Prior to founding Sigma, I had always built platforms that developers could use in pretty generic ways. At BEA, I built JAVA applications servers, which are essentially platforms to build applications on. Then I went to Salesforce. I was excited to build a platform in the Cloud where applications could be built on top of it fairly, quickly, and without all kinds of messy provisioning. The applications could pretty much just be built, and they were ready to go.

If you look at things like spreadsheets, databases, and SQL, Excel is really the world’s ultimate application development platform. While I realize no one sits down and thinks, “today I am going to build an application in Excel,” but, in effect, your financial model is a little application that you built in a spreadsheet. This is, in part, why we decided to use the spreadsheet as inspiration for Sigma’s interface. Excel is extraordinarily flexible, and I like things that can be used in lots of different ways, especially unexpected ways. I love finding out that our customers are using our product in ways that we never even envisioned.

What made you launch a Data Analytics and Business Intelligence platform?

I was at Salesforce for nearly seven years and saw pretty early on in my tenure there just how much Cloud Computing was taking over the world. It gave me a pretty clear vision of the tremendous technology transformation that would come to pass and continues to this day. Salesforce, and the countless other SaaS applications that were cropping up daily, made it so easy for people to sign up, that soon companies had data everywhere. It was this wide distribution of data across applications that intrigued me. Trying to figure out how to combine all this data and analyze it together that planted the seed for what would become Sigma.

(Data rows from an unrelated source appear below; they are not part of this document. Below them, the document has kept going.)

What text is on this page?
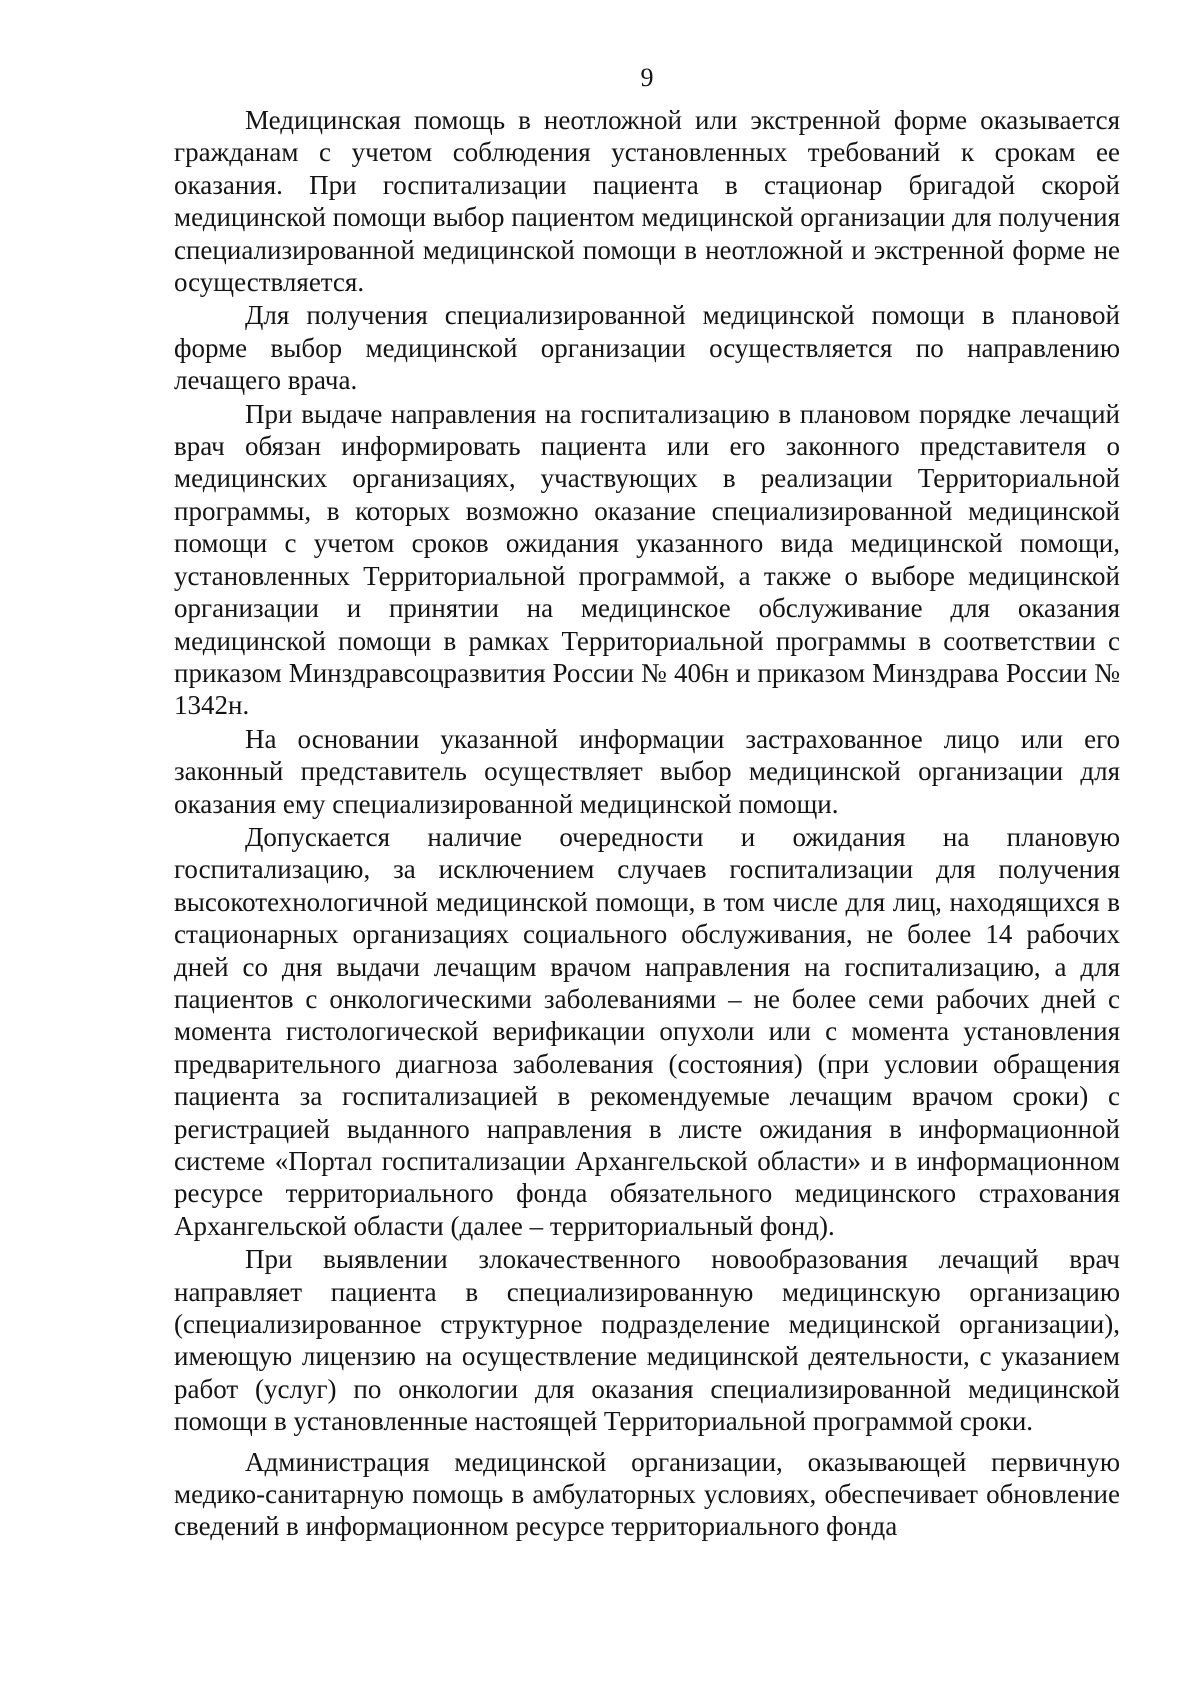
9

Медицинская помощь в неотложной или экстренной форме оказывается гражданам с учетом соблюдения установленных требований к срокам ее оказания. При госпитализации пациента в стационар бригадой скорой медицинской помощи выбор пациентом медицинской организации для получения специализированной медицинской помощи в неотложной и экстренной форме не осуществляется.

Для получения специализированной медицинской помощи в плановой форме выбор медицинской организации осуществляется по направлению лечащего врача.

При выдаче направления на госпитализацию в плановом порядке лечащий врач обязан информировать пациента или его законного представителя о медицинских организациях, участвующих в реализации Территориальной программы, в которых возможно оказание специализированной медицинской помощи с учетом сроков ожидания указанного вида медицинской помощи, установленных Территориальной программой, а также о выборе медицинской организации и принятии на медицинское обслуживание для оказания медицинской помощи в рамках Территориальной программы в соответствии с приказом Минздравсоцразвития России № 406н и приказом Минздрава России № 1342н.

На основании указанной информации застрахованное лицо или его законный представитель осуществляет выбор медицинской организации для оказания ему специализированной медицинской помощи.

Допускается наличие очередности и ожидания на плановую госпитализацию, за исключением случаев госпитализации для получения высокотехнологичной медицинской помощи, в том числе для лиц, находящихся в стационарных организациях социального обслуживания, не более 14 рабочих дней со дня выдачи лечащим врачом направления на госпитализацию, а для пациентов с онкологическими заболеваниями – не более семи рабочих дней с момента гистологической верификации опухоли или с момента установления предварительного диагноза заболевания (состояния) (при условии обращения пациента за госпитализацией в рекомендуемые лечащим врачом сроки) с регистрацией выданного направления в листе ожидания в информационной системе «Портал госпитализации Архангельской области» и в информационном ресурсе территориального фонда обязательного медицинского страхования Архангельской области (далее – территориальный фонд).

При выявлении злокачественного новообразования лечащий врач направляет пациента в специализированную медицинскую организацию (специализированное структурное подразделение медицинской организации), имеющую лицензию на осуществление медицинской деятельности, с указанием работ (услуг) по онкологии для оказания специализированной медицинской помощи в установленные настоящей Территориальной программой сроки.

Администрация медицинской организации, оказывающей первичную медико-санитарную помощь в амбулаторных условиях, обеспечивает обновление сведений в информационном ресурсе территориального фонда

When it was time for me to move on from Salesforce, I was invited to be an Entrepreneur-in-Residence at Sutter Hill Ventures, which is where I met Sigma’s CTO and Co-founder, Jason Frantz. Together, he and I saw the rise of AWS and the creation of Cloud data warehouses like Snowflake. We quickly realized that a programmer’s power had grown exponentially in just a few short years because projects that were once considered monumental, you could essentially do in a single afternoon with the Cloud.

I kept coming back to my desire to bring all of a company’s data together to be looked at holistically. It made me think about when I was at Salesforce and was doing financial planning. It was still a heavily Excel-based task despite all the data being in the Cloud. The people doing the analysis were experts in their domain, but they didn’t have access to all the technological advancement that developers had been granted with the Cloud.

At the time, only developers or people that knew how to write SQL could really analyze the data, but they weren’t experts in other domains. They didn’t have the experience or knowledge about Marketing or Sales to really know which data was useful or which questions would lead to game-changing insights. Jason and I wanted to connect those two worlds so everyone could benefit from all these advancements. We needed to find a way to close the gap between the data and the experts that needed it to make insight-driven decisions.

What are the core tenets of Sigma Computing’s platform?

Our goal is to enable anyone to securely and safely ask any questions of their data. Anyone that has curiosity, anyone that has an analytic-minded role, or anyone that has a data-driven decision to make should have the freedom to explore their data.

At the same time, we want to give companies extensive security, governance, and control. Data teams need to be able to ensure that everything within the Cloud data warehouse, and by extension within Sigma, is correct and create a single source of truth of data for the entire company.

Essentially, we want to balance openness with security, providing controlled data exploration.

Considering the rise of data-driven decisions, why should the enterprise look at Data Analytics and Business Intelligence solutions?

Data Analytics and Business Intelligence (A&BI) is no longer a nice to have – but a must, if you want to compete. It is not only an issue of being able to make data-driven decisions either. There is a time factor that has entered the equation. Companies need to be able to make decisions much more quickly and they need to make decisions based on data from across their company. Just about everything today is time sensitive because the world is moving at such a rapid, always-on pace.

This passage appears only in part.